By Robert Lemos  |  Posted 2016-07-03 Print this article Print
 
 
 
 
 
 
 
IT security skills

More than half of small businesses do not have regular access to security experts, and two-thirds have no training or certification in security.

The shortage of security professionals is hurting small businesses far more than large enterprises, according to a survey conducted by IT service provider Spiceworks.

Fifty-nine percent of businesses with fewer than 500 employees had no access to a security expert, whether internally or through a third-party contractor or managed security provider. The problem was less of an issue, but still significant, for large companies—those with more than 500 employees—of which a third did not have access to security expertise.

Without regular checkups or auditing, smaller companies are at a disadvantage, Peter Tsai, senior IT analyst at Spiceworks, told eWEEK.

"It is really hard for a one-man shop … to do security because you are expected to do all the other tasks around the office," he said. Even in smaller companies, "security is almost a full-time job, and it is really hard to adequately protect your network if you do not have the right resources."

Spiceworks polled more than 600 IT specialists in the United States and the United Kingdom for the survey.

The shortage of IT professionals knowledgeable in security is hampering business efforts to protect their networks and data.

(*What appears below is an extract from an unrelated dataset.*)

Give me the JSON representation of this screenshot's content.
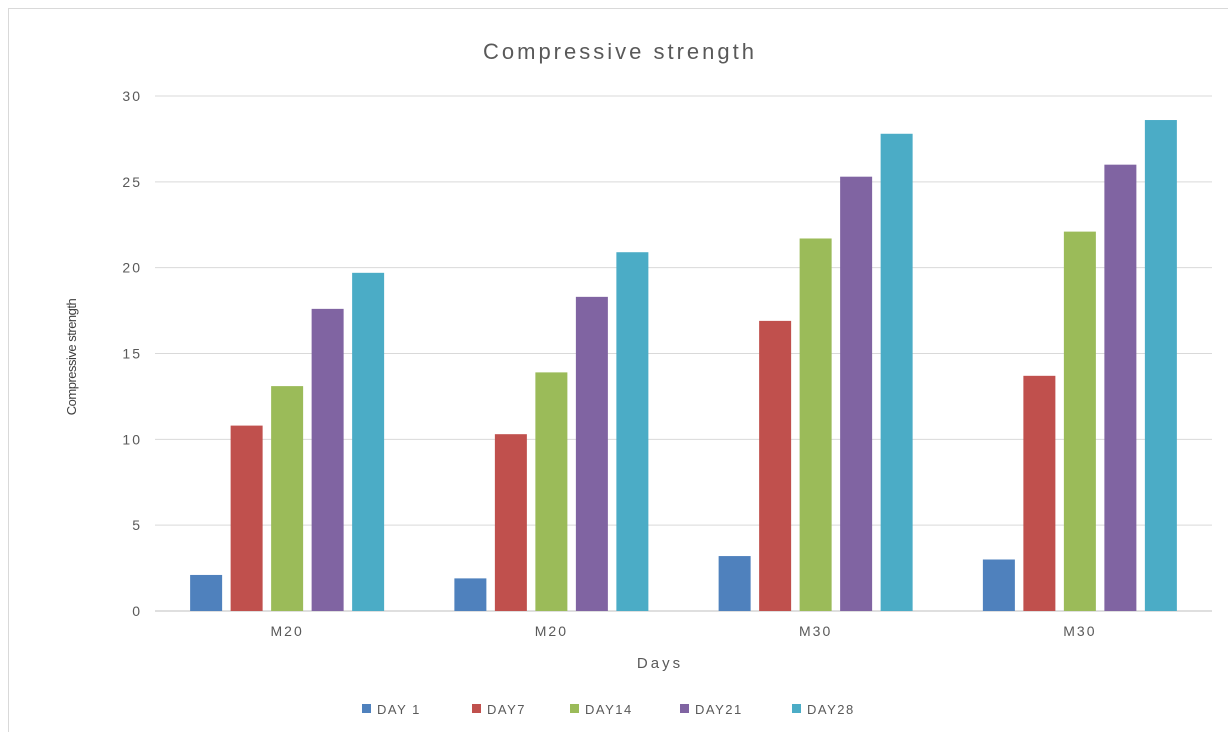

By 2020, organizations worldwide will be facing an estimated shortage of 1.5 million security professionals, according to a 2015 study by Frost & Sullivan.

Overall, business leaders viewed cyber-security as important, but most would require some convincing before paying for their IT staff to be trained in security, according to Spiceworks' survey. Almost three-quarters of chief information security officers (CISOs) and senior IT leaders, for example, considered cyber-security an important priority for 2016, the survey found. More than half of CEOs also agreed.

Yet, while a quarter of businesses have either invested in security training or encourage security training, some 57 percent of employers are only somewhat open to the idea of training and would require convincing.

"Training is the way to go," Tsai said. "They [the IT workers] all desire to learn about these new skills sets, but employers are not always willing to pay for it."

Most IT experts were not convinced that they could detect and respond to a cyber-attack targeting their cloud infrastructure or the Internet of things. The specialists had more confidence that they could detect attacks on more traditional technologies, such as laptops, desktops and servers.

About 29 percent of companies had a cyber-security specialist in the IT department, and another 9 percent expected to hire one in the next 12 months. Another 23 percent used an outside contractor or managed security service for cyber-security expertise, with 13 percent expecting to hire a third-party expert in the next 12 months.

Yet hiring more security people is not necessarily the best approach, Spiceworks' Tsai said. A multi-pronged approach of training, acquiring better technologies and improving the business' security processes is necessary, he said.

"To solve security threats and problems, you have to take a holistic approach," Tsai said.